Principal Component Analysis🔗

Additionally, it provides a Principal Component Analysis (PCA) transformation. This transformation expects a transformation matrix in the form of a pandas DataFrame and returns a FederatedDataFrame with the transformed columns.

fdf.transform_columns(df_transformation)

The main challenge in federated PCA is finding a transformation that preserves the relevant structures across all federated datasets. This requires a statistical computation on all participating datasets to first identify the transformation matrix based on the covariance matrix of all datasets, and then apply this transformation to all FederatedDataFrames. The statistical computation to obtain this transformation is provided by the pca_transformation method from apheris_stats.simple_stats.

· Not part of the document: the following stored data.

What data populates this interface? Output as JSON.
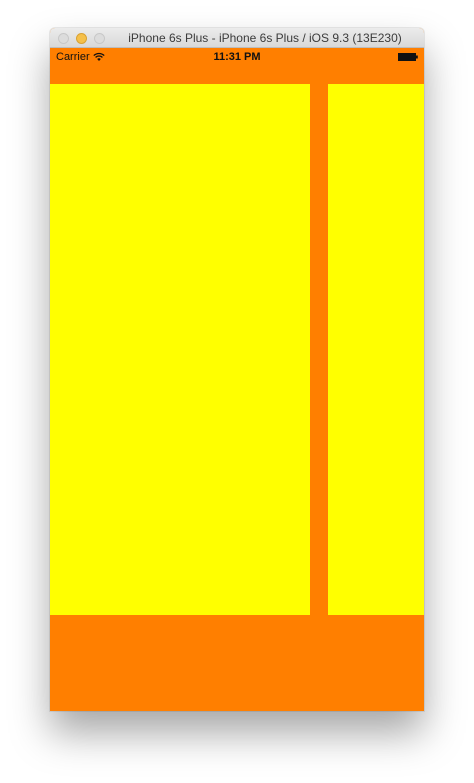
{
  "window": {
    "title": "iPhone 6s Plus - iPhone 6s Plus / iOS 9.3 (13E230)"
  },
  "statusbar": {
    "carrier": "Carrier",
    "time": "11:31 PM"
  },
  "colors": {
    "background": "#ff7f00",
    "panel": "#ffff00"
  },
  "icons": {
    "wifi": "wifi-icon",
    "battery": "battery-icon"
  }
}
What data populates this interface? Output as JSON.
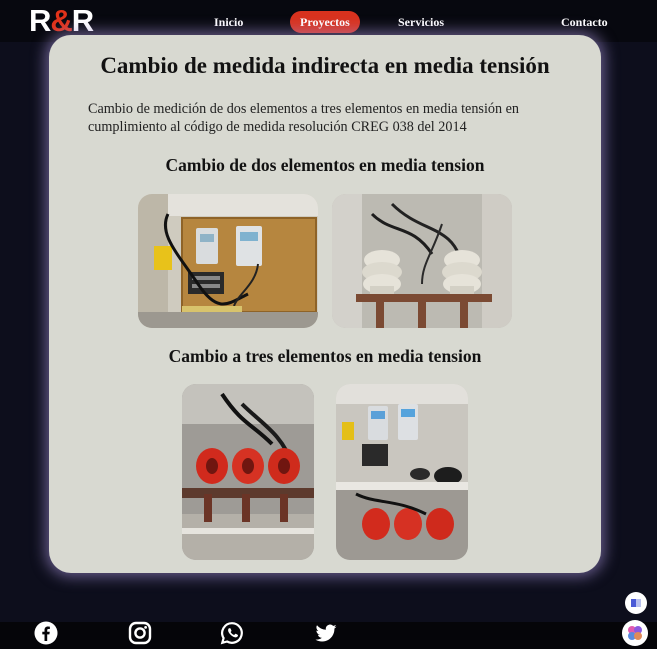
{
  "brand": {
    "logo_left": "R",
    "logo_amp": "&",
    "logo_right": "R"
  },
  "nav": {
    "inicio": "Inicio",
    "proyectos": "Proyectos",
    "servicios": "Servicios",
    "contacto": "Contacto"
  },
  "main": {
    "title": "Cambio de medida indirecta en media tensión",
    "description": "Cambio de medición de dos elementos a tres elementos en media tensión en cumplimiento al código de medida resolución CREG 038 del 2014",
    "sections": [
      {
        "title": "Cambio de dos elementos en media tension"
      },
      {
        "title": "Cambio a tres elementos en media tension"
      }
    ]
  },
  "footer": {
    "icons": [
      "facebook-icon",
      "instagram-icon",
      "whatsapp-icon",
      "twitter-icon"
    ]
  },
  "colors": {
    "accent": "#d8321e",
    "background": "#0d0e1c",
    "card": "#d8d9d1"
  }
}
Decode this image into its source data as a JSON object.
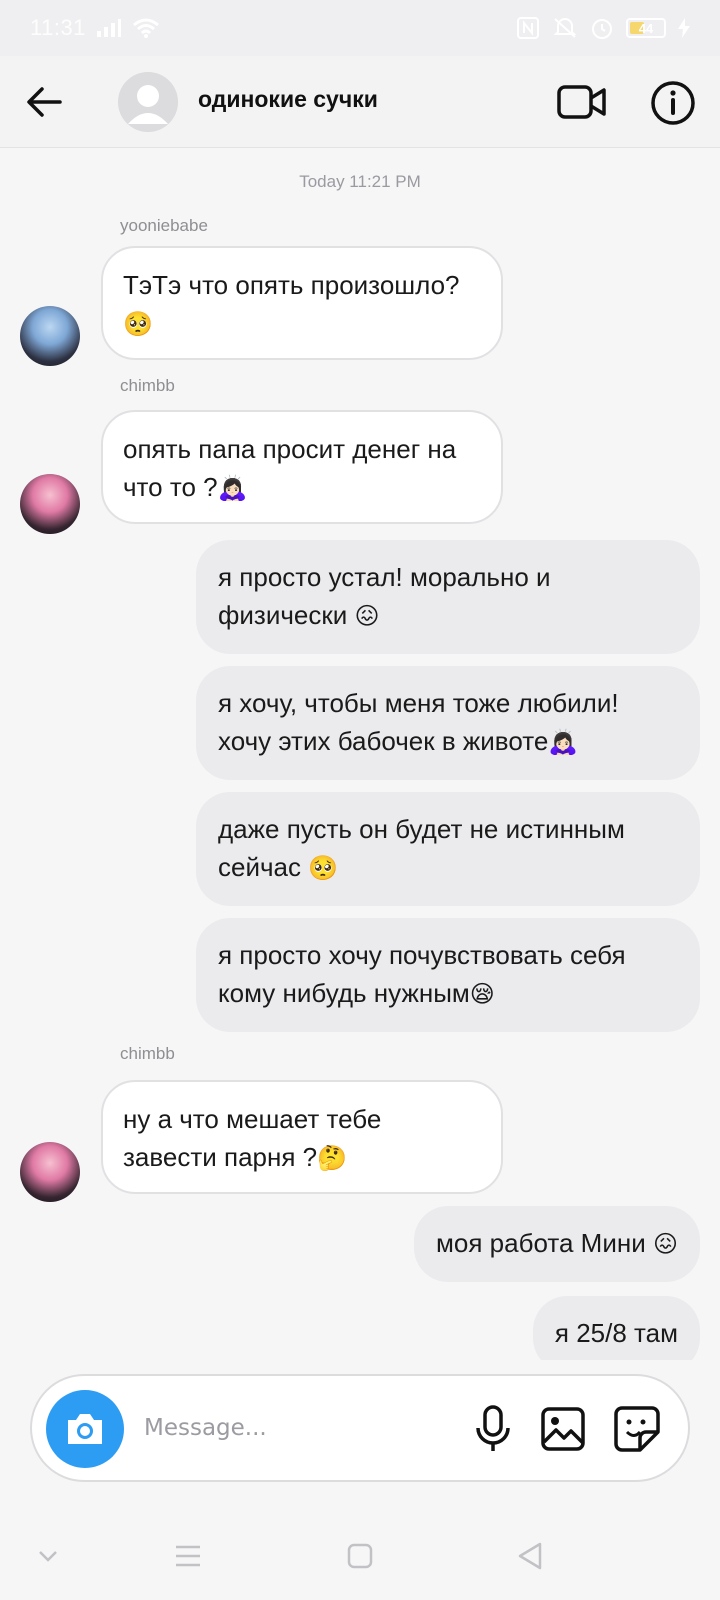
{
  "status_bar": {
    "time": "11:31",
    "battery": "44"
  },
  "header": {
    "title": "одинокие сучки"
  },
  "chat": {
    "timestamp": "Today 11:21 PM",
    "messages": [
      {
        "sender": "yooniebabe",
        "text": "ТэТэ что опять произошло?",
        "emoji": "🥺"
      },
      {
        "sender": "chimbb",
        "text": "опять папа просит денег на что то ?",
        "emoji": "🙇🏻‍♀️"
      },
      {
        "text": "я просто устал! морально и физически ",
        "emoji": "😖"
      },
      {
        "text": "я хочу, чтобы меня тоже любили! хочу этих бабочек в животе",
        "emoji": "🙇🏻‍♀️"
      },
      {
        "text": "даже пусть он будет не истинным сейчас ",
        "emoji": "🥺"
      },
      {
        "text": "я просто хочу почувствовать себя кому нибудь нужным",
        "emoji": "😪"
      },
      {
        "sender": "chimbb",
        "text": "ну а что мешает тебе завести парня ?",
        "emoji": "🤔"
      },
      {
        "text": "моя работа Мини ",
        "emoji": "😖"
      },
      {
        "text": "я 25/8 там"
      }
    ]
  },
  "composer": {
    "placeholder": "Message..."
  },
  "colors": {
    "accent": "#2d9cf3",
    "bubble_out": "#ebebed",
    "bubble_in": "#ffffff"
  }
}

from apheris_stats.simple_stats import pca_transformation

fdf_list = [FederatedDataFrame("demo-dataset-1"), FederatedDataFrame("demo-dataset-2")]


transformation = pca_transformation(
        datasets=fdf_list,
        column_names=cols,
        session=session,
        n_components=1,
)

Finally use the FederatedDataFrame to apply the transformation on the remote dataset.

low_dimensional_fdf_list = [fdf.loc[:,cols].transform_columns(transformation)
                                for fdf in fdf_list]

The resulting low_dimensional_fdf_list can be used for further statistical and ML computations.